Необычайное волнение подкатило к самому горлу. В ту же минуту теплая детская ладошка сжала потную руку доктора.
– Все будет хорошо, дядечка, – прошептала Алимпия, взбираясь с ногами на диван. – Мне Какуша сказал, – выдохнула в самое ухо.
– Какуша?! – переспросил Марк Натанович, усаживая девочку на место и искоса поглядывая на нотариуса – тот хмурил брови, молча вчитываясь в документ, словно видел его впервые. – Твой новый друг?
– Вот же он! – девочка достала из муфточки игрушку, прижала к гладковыбритой щеке доктора. – Слышишь, что он говорит?
– Нет-нет, Липушка, давай поиграем после, – Марк Натанович бережно отодвинул от лица зайца, – Какуша ведь послушный зверёк, вернее, друг… и пока поспит, – продолжая сюсюкать, быстро запихнул игрушку обратно в муфту.
Поджав губы, девочка обижено засопела.
"Боже, только бы не расплакалась", – мысленно попросил доктор, взглянув на раскрасневшееся детское личико. Но Алимпия похоже и не собиралась лить слезы – бодро сдернула с головы шапочку, распахнула шубку, повернулась к мальчонке, язык ему показывает! Проказница такая!
– Итак, – после секундной заминки изрек седовласый пасынок Фемиды, – позвольте огласить последнюю волю безвременно почившего Аркадия Бруковича.
– Да оглашай уже, сердечный! – жалобно попросила Христина. – Вишь, детки запарилися совсем! Чего ж кота за яйки тянешь?
– Кота за яйки, – эхом повторил мальчонка, изо всех сил дергая Алимпию за туго заплетенную косу.
***
В звенящей тишине зала елейный голосок Людвиги прозвучал как-то по-особому гаденько:
– Вот и славненько!

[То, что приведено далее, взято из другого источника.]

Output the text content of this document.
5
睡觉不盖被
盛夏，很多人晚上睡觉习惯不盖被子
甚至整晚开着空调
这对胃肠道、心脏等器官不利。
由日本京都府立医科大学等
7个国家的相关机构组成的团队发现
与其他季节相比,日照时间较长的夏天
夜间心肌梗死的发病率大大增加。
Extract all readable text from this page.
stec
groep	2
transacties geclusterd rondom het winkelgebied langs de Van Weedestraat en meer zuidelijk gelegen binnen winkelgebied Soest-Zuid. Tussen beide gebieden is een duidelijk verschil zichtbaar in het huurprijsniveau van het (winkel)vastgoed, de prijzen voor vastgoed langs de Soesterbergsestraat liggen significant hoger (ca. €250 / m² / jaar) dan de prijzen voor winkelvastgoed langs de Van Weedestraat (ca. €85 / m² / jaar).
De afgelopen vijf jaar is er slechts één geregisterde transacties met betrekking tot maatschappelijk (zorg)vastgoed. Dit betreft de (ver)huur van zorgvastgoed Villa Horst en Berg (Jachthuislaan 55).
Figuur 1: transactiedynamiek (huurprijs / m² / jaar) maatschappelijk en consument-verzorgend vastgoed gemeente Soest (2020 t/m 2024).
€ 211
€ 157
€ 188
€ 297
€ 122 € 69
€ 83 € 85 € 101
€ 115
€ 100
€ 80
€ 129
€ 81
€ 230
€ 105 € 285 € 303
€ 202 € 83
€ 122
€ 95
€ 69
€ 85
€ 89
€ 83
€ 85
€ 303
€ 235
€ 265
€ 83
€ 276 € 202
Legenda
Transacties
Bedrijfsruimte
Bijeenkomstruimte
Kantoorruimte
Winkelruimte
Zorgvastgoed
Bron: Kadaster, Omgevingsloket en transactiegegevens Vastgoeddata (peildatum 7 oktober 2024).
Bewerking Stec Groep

Уходим, Гектор! И кузину свою не забудь на этот раз.
Прощально кивнув доктору траурной шляпкой, она поднялась с кресла.
Очки внезапно запотели, а воробьи-то совсем обнаглели: целым гуртом забрались в слуховые проходы, и щекочут перышками тонкую барабанную мембрану. Доктор тихонько засмеялся. Смех вышел тонким и писклявым – так смеются кокотки в салоне у мадам Неклюдовой, прикрывая дырявыми веерами напомаженные губки. Тяжелая рука легла на подрагивающее плечо доктора.
– Слышь, господин хороший, ты либо смейся по-мужицки, либо плачь по-бабьи, но не вой как шакал – детки пужаются!